Z każdej z sześciu grup awansują dwie najlepsze ekipy. W 1/8 finału zagrają także cztery zespoły z trzecich miejsc, które wywalczą najwięcej punktów. Tytułu sprzed czterech lat broni Hiszpania. Piłkarze z Półwyspu Iberyjskiego także w tym roku zaliczani są do grona największych faworytów, ale bukmacherzy bardziej cenią mistrzów świata Niemców i przede wszystkim gospodarzy. Selekcjoner Didier Deschamps zbudował ciekawą drużynę, w której najważniejszy jest monolit. Zrezygnował z kilku gwiazd, m.in. Karima Benzemy, Francka Ribery’ego, Kevina Gameiro, Mathieu Valbueny czy Samira Nasriego. Zamiast nich postawił na kilku piłkarzy być może nieco mniej znanych, ale takich, dla których najwyższym dobrem jest drużyna. Bo właśnie brak odpowiedniej atmosfery i wewnętrzne konflikty były głównymi problemami Trójkolorowych na poprzednich wielkich turniejach. Tym razem ma być inaczej.
Debiutanci
Powiększenie mistrzostw Europy sprawiło, że obejrzymy aż pięciu debiutantów. To Walia, Islandia, Irlandia Północna, Albania oraz Słowacja. Pierwszy raz przez eliminacje przebrnęły też Austria i Ukraina, ale obie te reprezentacje grały już wcześniej na Euro jako gospodarze.

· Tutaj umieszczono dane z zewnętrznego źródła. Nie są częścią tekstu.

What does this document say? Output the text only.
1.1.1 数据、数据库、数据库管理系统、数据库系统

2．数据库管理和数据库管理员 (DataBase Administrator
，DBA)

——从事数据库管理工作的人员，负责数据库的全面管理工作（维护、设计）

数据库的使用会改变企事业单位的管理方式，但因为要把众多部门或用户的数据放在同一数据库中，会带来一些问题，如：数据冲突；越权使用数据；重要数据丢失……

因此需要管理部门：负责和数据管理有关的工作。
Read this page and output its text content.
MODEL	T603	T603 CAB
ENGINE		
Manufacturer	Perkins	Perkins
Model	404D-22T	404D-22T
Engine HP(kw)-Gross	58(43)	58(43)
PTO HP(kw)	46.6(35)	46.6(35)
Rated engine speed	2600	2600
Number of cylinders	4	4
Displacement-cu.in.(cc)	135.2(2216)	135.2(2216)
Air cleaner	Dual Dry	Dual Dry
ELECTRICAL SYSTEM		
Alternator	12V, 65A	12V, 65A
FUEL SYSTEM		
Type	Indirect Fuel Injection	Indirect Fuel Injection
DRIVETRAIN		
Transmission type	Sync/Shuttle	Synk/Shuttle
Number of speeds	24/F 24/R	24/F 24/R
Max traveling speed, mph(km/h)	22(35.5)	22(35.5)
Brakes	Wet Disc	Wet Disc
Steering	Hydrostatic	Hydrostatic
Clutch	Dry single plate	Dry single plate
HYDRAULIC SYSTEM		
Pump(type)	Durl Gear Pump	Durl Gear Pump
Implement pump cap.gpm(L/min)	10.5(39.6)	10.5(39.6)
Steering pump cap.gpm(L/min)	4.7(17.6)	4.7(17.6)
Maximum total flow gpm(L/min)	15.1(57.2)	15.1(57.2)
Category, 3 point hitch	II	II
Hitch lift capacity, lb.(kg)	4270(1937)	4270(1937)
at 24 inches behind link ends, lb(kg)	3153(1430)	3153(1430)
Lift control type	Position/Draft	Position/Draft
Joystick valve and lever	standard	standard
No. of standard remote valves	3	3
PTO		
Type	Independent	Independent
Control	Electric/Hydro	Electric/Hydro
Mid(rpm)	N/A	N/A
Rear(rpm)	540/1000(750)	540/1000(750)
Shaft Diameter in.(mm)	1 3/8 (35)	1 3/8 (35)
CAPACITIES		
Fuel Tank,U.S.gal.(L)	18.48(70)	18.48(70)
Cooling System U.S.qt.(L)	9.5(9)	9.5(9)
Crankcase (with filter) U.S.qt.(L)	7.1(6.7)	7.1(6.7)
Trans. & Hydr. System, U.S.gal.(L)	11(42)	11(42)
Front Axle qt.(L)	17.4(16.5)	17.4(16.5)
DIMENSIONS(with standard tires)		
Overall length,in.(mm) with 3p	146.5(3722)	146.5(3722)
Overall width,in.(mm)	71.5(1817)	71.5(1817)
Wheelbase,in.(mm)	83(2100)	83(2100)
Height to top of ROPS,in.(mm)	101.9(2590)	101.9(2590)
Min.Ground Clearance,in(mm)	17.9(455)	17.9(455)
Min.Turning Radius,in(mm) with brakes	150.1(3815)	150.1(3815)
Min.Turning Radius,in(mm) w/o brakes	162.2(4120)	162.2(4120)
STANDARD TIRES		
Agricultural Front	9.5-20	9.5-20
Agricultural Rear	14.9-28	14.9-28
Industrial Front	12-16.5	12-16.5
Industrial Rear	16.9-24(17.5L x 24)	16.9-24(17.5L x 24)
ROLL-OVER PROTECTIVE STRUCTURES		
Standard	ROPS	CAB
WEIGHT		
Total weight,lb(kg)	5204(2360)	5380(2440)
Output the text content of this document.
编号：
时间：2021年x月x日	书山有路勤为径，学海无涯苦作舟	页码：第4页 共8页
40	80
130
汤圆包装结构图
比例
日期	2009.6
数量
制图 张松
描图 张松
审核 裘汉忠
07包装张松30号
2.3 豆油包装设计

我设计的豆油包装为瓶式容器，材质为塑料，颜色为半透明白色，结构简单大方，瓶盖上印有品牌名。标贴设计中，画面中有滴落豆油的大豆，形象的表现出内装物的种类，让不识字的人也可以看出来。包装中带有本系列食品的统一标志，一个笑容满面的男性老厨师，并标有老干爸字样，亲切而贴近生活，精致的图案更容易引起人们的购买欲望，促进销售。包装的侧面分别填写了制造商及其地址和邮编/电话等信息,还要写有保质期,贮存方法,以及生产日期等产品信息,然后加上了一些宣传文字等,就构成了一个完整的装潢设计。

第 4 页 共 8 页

Nawet w tych teoretycznie słabszych ekipach, zobaczymy jednak gwiazdy najwyższego formatu, jak Gareth Bale, Marek Hamsik czy David Alaba. Najwięksi nieobecni to Holendrzy, którzy sensacyjnie odpadli w fazie grupowej eliminacji. Arjen Robben obejrzy więc turniej sprzed telewizora. Zresztą podobnie, jak Nemanja Matić, Edin Dżeko czy Christian Eriksen. Ich reprezentacje także nie wywalczyły awansu. We Francji nie zobaczymy również kontuzjowanych Anglików Theo Walcotta oraz Alexa Oxlade’a-Chamberlaina czy kapitana Belgów, Vincenta Kompany’ego.
Wielkich nazwisk i tak jednak nie zabraknie. Oby najjaśniej świeciła gwiazda Roberta Lewandowskiego. Przynajmniej do finału, który dziesiątego lipca odbędzie się na Stade de France.